ASWAJA DI ERA GLOBALISASI
Memahami dan membentengi Ahlussunnah wal Jama’ah (Aswaja) di masa kini tidak saja perlu, tetapi jia penting untuk menerapkan dan mempertahankan akida h ke depan. Apalagi di era sekarang ini, tantangan dari berbagai aliran sesat semakin marak di mana-mana. Maka pendidikan keimanan dan akidah harus digalakkan, agar pemahaman tentang Aswaja benar-benar membumi di tengah umat.
Pendidikan
Aswaja harus dimulai sejak dini di madrasah-madrasah di Indonesia.

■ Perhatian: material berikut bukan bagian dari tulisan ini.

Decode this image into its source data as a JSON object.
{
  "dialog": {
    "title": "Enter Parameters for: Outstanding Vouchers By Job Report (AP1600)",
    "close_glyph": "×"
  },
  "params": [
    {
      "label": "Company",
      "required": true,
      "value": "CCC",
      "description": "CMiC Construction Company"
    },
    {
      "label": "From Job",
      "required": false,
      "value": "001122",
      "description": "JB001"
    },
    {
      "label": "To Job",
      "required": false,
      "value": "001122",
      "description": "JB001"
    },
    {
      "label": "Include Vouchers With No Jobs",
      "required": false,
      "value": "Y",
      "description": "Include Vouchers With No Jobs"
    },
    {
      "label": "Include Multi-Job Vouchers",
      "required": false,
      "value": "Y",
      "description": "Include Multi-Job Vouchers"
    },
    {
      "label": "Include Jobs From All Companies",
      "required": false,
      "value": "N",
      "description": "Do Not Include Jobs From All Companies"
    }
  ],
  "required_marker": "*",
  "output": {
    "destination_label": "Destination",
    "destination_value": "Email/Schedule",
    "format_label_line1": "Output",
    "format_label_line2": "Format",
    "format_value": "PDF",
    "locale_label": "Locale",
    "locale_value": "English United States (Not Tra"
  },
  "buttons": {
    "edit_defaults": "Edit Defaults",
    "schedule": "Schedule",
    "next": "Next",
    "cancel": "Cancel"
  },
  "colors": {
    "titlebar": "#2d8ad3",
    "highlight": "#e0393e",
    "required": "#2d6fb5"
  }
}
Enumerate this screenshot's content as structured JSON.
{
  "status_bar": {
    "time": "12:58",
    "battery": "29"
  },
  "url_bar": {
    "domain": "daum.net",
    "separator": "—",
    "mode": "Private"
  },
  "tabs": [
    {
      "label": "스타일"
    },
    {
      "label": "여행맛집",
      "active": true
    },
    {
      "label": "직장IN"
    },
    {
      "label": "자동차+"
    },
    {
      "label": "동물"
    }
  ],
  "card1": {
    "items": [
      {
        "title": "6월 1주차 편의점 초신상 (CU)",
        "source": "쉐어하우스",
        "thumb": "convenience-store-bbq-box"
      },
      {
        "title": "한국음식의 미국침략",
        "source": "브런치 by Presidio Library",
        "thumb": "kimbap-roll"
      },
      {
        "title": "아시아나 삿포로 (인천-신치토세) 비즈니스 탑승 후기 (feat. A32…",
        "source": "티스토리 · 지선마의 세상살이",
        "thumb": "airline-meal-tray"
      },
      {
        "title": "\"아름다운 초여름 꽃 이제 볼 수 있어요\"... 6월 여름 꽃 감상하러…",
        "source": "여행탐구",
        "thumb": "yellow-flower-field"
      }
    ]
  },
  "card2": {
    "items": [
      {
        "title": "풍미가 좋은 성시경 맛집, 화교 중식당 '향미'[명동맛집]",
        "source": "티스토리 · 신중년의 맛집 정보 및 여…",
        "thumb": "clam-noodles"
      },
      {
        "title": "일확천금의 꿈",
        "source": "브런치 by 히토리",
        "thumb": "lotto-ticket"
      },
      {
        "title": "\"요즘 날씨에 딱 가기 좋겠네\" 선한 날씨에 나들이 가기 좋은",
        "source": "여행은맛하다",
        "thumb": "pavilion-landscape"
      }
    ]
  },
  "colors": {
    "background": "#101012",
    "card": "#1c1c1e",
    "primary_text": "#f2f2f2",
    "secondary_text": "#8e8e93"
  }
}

Diharapkan sejak awal, umat ini mengenal akidahnya secara benar,
sehingga memiliki resistensi (daya tolak) terhadap ancaman dan tantangan
dari luar yang terasa semakin tinggi intensitasnya.
Saat
ini semakin banyak faham agama yang bemunculan, umat masih bingung ,
aliran bagaimana yang sesat dan faham apa yang selamat. Apalagi mereka
juga kurang memahami apa dan bagaiaman Ahussunnah wal Jama’ah.
Salah
satu keprihatinan yang terjadi di tengan umat Islam di negeri ini
adalah kerancuan dalam memahami mengenai manhaj (metode berfikir) dan
madzhab Ahlussunnah wal Jama’ah mengakui ada empat madzhab mayoritas
dalam masalah fikih, yaitu Madzhab Hanafi, madzhab Maliki,
madzhab Syafi’i dan madzhab Hanbali. Walaupun kenyataanyya di Indonesia
madzah Syafi’ilah yang mayoritas diikuti oleh mayoritas umat Islam.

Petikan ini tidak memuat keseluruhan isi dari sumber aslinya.